As far as I can tell, the Amazon Linux 2 3.0 image does not pull down submodules AT ALL. Ever. While it does not throw the SSH_AUTH_SOCK error and is able to move onto the install, pre-build, and build stages, it completely ignores the submodules.

I tried all kinds of trick to get this to work. Nothing did the trick. No IAM users, not roles or policies, nothing.
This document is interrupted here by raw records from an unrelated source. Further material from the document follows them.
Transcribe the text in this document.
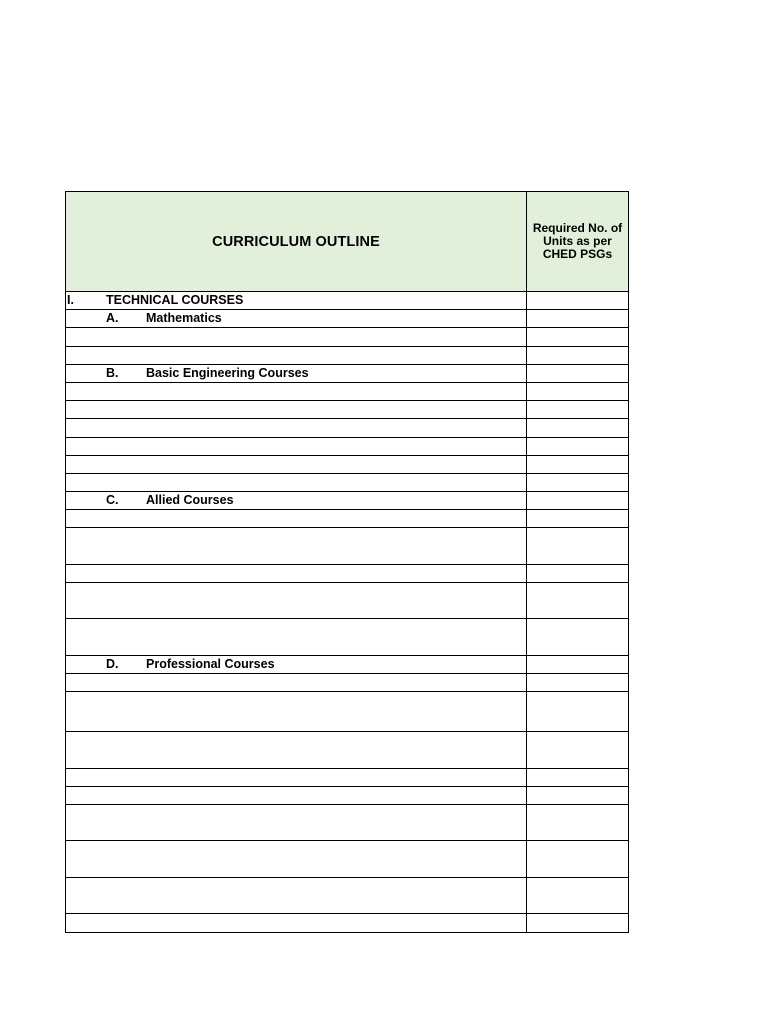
CURRICULUM OUTLINE
Required No. of
Units as per
CHED PSGs
I.	TECHNICAL COURSES
A. Mathematics
B. Basic Engineering Courses
C. Allied Courses
D. Professional Courses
Yes, I could completely rewrite the buildspec and/or Dockerfile to manually setup the SSH keys, init the submodules, and build the submodule stack but that seems to defeat the entire purpose of AWS CodeBuild having a Use git submodules settings in the first place. After all, you can do that with any Dockerfile and composer setup without having to tell the “host launcher” for a DinD setup that you are going to do so.

From what I can tell, Amazon Linux 2 version 3.0 simply does not work with the CodeBuild Submodules feature.